Europa arbeitet länger

Frankreichs Entscheidung, die 35-Wochen-Stunde abzuschaffen, indem man den Arbeitgebern gestattet, die Arbeitszeit bei vollem Lohnausgleich zu verlängern, markiert die Umkehr eines Jahrzehnte alten Trends. In den 1980er und 1990er Jahren wurde die Arbeitszeit in den meisten europäischen Ländern verkürzt: In Deutschland von über 40 auf 38 Stunden pro Woche, in Großbritannien von 40 auf 37, in Dänemark von 39 auf 37 und in Frankreich von 40 auf 35 Stunden. Jetzt geht die Reise in die andere Richtung. Die Europäer werden länger arbeiten müssen, um mit der Globalisierung fertig zu werden.

Frankreich folgt den Veränderungen in Deutschland, wo die Tarifverhandlungen schon im letzen Jahr zu einer Arbeitszeitverlängerung geführt haben. Der Unterschied zwischen den beiden Ländern ist allerdings, dass die Arbeitszeit in Deutschland ohne Lohnausgleich verlängert wurde.
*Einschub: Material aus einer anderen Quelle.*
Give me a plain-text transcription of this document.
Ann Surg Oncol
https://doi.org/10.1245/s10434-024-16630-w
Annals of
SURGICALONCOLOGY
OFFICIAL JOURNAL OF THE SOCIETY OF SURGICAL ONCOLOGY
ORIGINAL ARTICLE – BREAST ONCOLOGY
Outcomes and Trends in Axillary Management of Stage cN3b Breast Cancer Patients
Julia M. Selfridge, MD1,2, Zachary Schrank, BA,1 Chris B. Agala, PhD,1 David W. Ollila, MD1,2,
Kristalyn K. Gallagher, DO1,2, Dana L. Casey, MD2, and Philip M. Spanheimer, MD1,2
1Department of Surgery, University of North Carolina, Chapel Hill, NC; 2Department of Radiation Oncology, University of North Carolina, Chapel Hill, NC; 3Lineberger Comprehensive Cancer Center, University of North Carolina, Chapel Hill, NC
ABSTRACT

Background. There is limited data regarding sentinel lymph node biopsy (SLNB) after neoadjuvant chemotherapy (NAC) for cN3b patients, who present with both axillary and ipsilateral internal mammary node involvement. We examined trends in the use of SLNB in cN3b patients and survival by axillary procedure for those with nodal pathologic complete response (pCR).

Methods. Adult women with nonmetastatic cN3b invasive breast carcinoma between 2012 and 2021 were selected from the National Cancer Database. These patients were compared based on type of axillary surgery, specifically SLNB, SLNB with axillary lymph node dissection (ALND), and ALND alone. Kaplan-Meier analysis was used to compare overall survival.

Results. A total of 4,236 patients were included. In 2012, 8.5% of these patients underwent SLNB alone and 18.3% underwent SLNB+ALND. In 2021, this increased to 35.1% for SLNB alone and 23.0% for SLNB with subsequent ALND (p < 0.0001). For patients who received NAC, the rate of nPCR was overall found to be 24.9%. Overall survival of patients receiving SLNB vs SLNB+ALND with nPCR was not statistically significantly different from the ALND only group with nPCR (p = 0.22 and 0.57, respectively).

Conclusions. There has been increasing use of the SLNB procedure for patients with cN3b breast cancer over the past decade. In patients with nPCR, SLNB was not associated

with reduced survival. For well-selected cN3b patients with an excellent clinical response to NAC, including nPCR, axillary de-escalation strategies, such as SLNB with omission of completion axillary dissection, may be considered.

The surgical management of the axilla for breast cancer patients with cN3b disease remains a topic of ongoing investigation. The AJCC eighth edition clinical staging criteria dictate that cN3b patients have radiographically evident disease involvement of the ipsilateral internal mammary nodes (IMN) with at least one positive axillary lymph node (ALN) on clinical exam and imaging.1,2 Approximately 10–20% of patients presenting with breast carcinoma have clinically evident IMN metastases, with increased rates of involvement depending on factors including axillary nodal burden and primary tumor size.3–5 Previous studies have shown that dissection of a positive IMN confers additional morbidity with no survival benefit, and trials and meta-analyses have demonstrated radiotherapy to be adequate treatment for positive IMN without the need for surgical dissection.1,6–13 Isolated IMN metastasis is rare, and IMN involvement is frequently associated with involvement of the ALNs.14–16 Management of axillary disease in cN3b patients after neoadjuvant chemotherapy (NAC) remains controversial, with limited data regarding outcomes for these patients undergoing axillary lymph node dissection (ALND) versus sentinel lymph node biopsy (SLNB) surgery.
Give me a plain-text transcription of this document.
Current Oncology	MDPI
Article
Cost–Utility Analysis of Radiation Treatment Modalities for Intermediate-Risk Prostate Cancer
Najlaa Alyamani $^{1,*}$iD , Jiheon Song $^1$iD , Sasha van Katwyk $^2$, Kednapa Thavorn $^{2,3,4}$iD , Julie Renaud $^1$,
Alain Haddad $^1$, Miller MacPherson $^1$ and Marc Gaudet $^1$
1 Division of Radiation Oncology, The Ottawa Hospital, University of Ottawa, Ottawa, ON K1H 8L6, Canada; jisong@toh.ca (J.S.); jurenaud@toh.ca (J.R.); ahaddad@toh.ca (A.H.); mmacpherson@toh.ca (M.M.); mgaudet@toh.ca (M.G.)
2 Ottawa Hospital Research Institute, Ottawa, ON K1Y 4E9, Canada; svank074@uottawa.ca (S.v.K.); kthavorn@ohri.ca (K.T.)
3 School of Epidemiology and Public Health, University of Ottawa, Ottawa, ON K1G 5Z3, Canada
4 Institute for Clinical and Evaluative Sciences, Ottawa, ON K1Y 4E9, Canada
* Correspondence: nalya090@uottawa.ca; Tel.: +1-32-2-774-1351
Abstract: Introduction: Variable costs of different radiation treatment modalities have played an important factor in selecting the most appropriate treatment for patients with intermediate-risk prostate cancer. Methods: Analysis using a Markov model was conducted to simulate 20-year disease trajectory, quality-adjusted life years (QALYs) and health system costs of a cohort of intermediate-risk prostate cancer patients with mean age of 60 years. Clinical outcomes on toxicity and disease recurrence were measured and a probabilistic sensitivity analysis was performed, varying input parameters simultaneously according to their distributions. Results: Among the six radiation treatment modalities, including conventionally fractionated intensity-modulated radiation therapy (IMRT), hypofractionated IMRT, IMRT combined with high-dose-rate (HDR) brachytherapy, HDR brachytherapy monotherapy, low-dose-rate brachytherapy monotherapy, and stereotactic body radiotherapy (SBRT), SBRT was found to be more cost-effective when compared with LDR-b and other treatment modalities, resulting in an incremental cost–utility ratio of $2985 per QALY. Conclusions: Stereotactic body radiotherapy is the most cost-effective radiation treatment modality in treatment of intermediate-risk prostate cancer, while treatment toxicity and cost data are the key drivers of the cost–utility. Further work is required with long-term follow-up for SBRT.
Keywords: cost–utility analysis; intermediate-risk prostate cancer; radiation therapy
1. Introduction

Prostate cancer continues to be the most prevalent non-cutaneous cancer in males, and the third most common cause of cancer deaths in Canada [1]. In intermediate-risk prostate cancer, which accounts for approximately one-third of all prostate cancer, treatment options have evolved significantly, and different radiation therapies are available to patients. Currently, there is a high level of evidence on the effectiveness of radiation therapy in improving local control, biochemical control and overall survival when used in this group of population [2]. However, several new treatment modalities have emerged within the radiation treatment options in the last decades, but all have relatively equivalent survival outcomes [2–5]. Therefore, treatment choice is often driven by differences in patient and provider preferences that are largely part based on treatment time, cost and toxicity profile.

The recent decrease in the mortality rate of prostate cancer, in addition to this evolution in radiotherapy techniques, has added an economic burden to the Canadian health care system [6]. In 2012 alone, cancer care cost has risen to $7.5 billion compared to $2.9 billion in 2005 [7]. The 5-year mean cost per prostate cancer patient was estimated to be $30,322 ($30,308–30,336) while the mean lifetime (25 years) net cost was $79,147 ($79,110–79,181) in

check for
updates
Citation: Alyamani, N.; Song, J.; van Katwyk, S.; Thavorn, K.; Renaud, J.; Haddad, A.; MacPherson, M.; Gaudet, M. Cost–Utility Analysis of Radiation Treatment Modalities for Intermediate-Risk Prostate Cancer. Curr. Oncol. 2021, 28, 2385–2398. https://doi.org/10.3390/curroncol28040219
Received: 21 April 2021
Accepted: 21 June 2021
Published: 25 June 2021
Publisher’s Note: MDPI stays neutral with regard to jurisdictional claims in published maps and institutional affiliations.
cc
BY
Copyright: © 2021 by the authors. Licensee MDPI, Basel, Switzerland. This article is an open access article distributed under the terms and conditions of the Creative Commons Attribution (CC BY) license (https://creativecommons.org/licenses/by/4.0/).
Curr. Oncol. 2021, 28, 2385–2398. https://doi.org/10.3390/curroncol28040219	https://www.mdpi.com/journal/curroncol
Siemens war der Vorreiter und verlängerte die Wochenarbeitszeit von 35 auf 40 Stunden. Die bayrische Regierung verlängerte die Arbeitswoche von 38,5 auf 40 Stunden für ältere Staatsdiener und auf 42 Stunden für jüngere. Als DaimlerChrysler die Arbeitszeit in seinem Forschungs- und Entwicklungszentrum von 35 auf 40 Stunden pro Woche anhob, war der Damm gebrochen, und weitere Tarifabkommen schlossen sich dem Trend an.